A estratégia reúne obras de pavimentação, recapeamento, drenagem, habitação e regularização fundiária. A ideia é preparar os municípios para acompanhar o avanço da economia e evitar que o crescimento populacional e industrial aconteça sem a estrutura necessária.
O MS Ativo é o principal instrumento dessa parceria entre Estado e municípios. O primeiro ciclo reuniu R$ 1,5 bilhão em obras concluídas, em andamento e projetos em análise. Já o MS Ativo 2 prevê R$ 995 milhões em investimentos, contemplando os 79 municípios com intervenções como pavimentação, recapeamento e drenagem.
Segundo o plano, a definição das obras ocorre em conjunto com as prefeituras e leva em consideração as principais necessidades de cada cidade. Além da infraestrutura viária, a Agência Estadual de Gestão de Empreendimentos acompanha cerca de R$ 763 milhões em obras nas áreas de saúde, segurança, esporte, cultura, lazer e cidadania.
Moradia acompanha crescimento
Com a expansão industrial e a chegada de grandes empreendimentos, a demanda por moradias e serviços públicos também aumenta. Por isso, a habitação aparece como uma das prioridades para o próximo ciclo.

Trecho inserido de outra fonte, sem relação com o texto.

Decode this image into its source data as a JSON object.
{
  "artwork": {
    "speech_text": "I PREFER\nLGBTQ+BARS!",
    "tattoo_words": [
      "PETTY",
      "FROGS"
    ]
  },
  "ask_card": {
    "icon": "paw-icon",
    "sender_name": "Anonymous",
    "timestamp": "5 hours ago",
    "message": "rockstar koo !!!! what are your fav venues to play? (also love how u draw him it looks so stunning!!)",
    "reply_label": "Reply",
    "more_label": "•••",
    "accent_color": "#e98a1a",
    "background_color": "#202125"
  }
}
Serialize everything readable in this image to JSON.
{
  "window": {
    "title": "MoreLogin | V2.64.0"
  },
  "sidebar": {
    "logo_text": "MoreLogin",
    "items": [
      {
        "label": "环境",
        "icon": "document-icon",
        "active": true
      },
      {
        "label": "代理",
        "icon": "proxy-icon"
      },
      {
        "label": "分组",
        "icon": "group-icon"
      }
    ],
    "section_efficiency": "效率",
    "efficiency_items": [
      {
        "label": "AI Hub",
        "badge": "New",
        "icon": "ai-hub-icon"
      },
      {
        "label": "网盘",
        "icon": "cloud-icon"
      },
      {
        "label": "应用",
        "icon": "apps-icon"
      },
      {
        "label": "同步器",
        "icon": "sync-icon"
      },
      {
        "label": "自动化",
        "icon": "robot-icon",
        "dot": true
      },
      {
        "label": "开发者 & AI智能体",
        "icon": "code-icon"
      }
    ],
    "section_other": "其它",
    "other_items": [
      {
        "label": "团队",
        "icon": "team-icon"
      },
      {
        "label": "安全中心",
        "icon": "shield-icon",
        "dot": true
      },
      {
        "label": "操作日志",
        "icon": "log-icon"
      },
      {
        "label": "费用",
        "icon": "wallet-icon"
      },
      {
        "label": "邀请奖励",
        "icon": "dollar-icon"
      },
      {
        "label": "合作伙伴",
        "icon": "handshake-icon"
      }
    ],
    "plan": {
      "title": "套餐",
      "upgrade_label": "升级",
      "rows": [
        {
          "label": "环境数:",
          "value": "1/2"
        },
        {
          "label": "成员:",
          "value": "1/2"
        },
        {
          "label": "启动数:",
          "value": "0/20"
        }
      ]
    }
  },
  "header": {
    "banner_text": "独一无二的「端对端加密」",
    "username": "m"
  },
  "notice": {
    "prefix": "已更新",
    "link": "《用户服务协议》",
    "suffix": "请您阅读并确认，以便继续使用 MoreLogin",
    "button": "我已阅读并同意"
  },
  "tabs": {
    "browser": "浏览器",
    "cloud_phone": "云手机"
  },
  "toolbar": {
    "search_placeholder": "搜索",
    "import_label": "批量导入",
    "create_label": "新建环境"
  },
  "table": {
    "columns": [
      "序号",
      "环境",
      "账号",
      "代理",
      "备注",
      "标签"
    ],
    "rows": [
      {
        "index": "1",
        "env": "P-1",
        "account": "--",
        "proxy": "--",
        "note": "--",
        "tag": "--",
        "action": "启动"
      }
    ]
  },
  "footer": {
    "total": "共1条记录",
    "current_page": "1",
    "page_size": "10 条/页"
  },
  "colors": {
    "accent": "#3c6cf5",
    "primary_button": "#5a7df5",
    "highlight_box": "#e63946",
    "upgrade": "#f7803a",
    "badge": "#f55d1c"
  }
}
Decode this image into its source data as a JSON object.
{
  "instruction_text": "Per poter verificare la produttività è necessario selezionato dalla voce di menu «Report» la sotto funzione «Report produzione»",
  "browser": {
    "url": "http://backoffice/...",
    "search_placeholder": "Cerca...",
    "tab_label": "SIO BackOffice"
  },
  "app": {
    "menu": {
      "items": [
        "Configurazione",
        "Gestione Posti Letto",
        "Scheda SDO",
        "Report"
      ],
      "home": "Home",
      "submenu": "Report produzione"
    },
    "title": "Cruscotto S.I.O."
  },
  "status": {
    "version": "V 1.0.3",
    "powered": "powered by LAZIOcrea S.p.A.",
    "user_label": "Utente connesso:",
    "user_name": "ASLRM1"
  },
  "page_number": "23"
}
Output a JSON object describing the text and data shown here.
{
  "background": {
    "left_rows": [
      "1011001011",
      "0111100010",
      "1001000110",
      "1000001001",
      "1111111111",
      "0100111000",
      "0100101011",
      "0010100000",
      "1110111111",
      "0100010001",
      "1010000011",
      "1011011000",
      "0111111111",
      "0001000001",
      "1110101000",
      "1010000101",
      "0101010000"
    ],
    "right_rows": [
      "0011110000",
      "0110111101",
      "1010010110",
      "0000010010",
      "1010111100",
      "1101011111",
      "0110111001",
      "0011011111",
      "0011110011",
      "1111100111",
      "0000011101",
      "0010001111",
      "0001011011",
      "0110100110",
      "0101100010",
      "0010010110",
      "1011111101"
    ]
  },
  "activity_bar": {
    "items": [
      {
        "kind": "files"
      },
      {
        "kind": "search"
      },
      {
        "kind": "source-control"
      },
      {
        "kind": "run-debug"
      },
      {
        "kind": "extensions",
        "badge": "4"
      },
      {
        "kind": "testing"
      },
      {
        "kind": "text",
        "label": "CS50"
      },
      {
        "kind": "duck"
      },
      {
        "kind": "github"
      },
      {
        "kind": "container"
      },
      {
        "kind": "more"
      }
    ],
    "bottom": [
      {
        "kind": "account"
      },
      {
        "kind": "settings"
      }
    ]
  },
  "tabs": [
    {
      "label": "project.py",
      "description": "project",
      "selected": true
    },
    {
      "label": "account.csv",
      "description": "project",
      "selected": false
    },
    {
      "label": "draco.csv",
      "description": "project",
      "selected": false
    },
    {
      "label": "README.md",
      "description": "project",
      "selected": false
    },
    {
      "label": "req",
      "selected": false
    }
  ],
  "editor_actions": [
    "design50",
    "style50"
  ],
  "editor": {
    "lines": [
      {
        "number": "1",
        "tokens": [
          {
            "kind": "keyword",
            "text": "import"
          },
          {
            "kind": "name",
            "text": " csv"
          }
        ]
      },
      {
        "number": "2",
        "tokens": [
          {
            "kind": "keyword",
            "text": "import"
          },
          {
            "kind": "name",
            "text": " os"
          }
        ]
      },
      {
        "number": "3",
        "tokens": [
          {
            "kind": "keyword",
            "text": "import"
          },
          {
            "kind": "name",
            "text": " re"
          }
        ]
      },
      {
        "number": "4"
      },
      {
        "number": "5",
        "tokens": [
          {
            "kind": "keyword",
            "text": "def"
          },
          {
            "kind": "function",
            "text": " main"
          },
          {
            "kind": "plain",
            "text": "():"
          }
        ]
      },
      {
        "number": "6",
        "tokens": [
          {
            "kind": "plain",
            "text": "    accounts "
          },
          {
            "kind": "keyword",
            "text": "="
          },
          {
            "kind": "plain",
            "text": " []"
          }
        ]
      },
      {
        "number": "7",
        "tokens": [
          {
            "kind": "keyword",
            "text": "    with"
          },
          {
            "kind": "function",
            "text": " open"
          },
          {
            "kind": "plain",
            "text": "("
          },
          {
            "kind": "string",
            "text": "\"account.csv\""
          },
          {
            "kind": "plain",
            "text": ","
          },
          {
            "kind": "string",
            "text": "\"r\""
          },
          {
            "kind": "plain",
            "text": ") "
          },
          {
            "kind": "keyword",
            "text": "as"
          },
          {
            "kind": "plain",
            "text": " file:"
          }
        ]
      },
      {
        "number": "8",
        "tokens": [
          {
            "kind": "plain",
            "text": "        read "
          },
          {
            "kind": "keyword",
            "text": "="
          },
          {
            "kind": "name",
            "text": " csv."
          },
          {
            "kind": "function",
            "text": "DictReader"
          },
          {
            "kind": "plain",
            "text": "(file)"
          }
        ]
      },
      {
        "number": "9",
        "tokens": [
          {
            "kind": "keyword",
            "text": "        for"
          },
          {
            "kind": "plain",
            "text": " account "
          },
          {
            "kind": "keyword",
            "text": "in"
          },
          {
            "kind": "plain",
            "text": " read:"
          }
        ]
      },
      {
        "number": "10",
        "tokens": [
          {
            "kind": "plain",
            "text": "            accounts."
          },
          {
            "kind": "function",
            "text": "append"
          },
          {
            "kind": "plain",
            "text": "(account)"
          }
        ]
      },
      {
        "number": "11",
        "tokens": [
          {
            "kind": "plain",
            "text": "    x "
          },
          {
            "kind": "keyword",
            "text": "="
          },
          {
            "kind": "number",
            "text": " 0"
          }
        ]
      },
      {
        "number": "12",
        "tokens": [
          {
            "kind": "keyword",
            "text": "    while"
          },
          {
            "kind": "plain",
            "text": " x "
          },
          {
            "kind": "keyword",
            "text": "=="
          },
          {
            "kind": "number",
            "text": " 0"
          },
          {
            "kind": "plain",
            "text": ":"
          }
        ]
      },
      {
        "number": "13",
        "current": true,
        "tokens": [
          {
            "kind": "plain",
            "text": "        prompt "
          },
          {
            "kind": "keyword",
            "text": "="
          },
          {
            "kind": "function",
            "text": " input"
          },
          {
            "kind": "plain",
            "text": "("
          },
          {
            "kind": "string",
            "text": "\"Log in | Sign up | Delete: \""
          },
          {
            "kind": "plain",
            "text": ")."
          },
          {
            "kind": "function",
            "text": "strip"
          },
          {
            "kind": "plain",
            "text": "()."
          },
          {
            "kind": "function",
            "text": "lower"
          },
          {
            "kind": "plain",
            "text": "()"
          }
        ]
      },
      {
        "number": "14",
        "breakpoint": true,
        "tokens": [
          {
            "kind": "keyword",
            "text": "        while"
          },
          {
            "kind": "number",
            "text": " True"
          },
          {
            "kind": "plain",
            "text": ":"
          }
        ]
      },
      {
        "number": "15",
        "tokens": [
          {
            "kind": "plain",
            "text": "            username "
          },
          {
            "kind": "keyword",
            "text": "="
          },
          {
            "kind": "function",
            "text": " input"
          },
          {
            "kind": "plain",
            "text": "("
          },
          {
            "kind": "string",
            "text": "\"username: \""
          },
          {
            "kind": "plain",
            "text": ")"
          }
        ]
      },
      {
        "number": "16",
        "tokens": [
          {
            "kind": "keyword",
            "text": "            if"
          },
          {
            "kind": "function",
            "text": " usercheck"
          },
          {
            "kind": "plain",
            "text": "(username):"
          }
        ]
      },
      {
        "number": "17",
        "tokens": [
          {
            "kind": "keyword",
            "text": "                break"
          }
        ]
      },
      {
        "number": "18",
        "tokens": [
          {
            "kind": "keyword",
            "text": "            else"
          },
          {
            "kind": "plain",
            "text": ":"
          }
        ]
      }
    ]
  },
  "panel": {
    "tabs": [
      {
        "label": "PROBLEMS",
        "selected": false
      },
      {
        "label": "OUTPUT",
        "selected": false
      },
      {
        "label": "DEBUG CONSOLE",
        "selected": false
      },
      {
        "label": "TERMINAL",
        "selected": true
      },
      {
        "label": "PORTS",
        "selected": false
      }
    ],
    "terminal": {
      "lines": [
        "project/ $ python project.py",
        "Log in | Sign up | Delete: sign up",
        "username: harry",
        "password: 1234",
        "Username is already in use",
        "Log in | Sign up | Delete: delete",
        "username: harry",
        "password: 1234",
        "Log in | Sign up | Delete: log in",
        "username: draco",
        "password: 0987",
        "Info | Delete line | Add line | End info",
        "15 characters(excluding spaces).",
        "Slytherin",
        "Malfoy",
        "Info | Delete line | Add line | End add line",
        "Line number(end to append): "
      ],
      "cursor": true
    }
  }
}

A proposta prevê ampliar os investimentos em moradia, expandir o programa Bônus Moradia e criar o MS Moradia, voltado à população de baixa renda. O plano também prevê novas ações de regularização fundiária urbana e a construção de unidades habitacionais em parceria com os governos federal e municipais.
Uma das propostas é priorizar regiões que receberem grandes investimentos produtivos, levando em conta o impacto desses empreendimentos sobre a população e a estrutura das cidades.
Planejamento urbano
Outra frente prevista é o apoio aos municípios na elaboração e atualização de instrumentos de planejamento urbano. A intenção é antecipar as necessidades provocadas pela expansão das cidades e melhorar a organização dos novos bairros e áreas de crescimento.
A proposta também inclui investimentos em conectividade digital e infraestrutura tecnológica, com o objetivo de ampliar o acesso à internet e apoiar iniciativas ligadas a educação, saúde, segurança, inovação e desenvolvimento regional.
A estratégia apresentada pelo governo busca, assim, integrar crescimento econômico, infraestrutura e qualidade de vida. A meta é fazer com que os municípios estejam preparados para receber novos investimentos sem deixar de ampliar a oferta de moradia, serviços públicos e estrutura urbana para a população.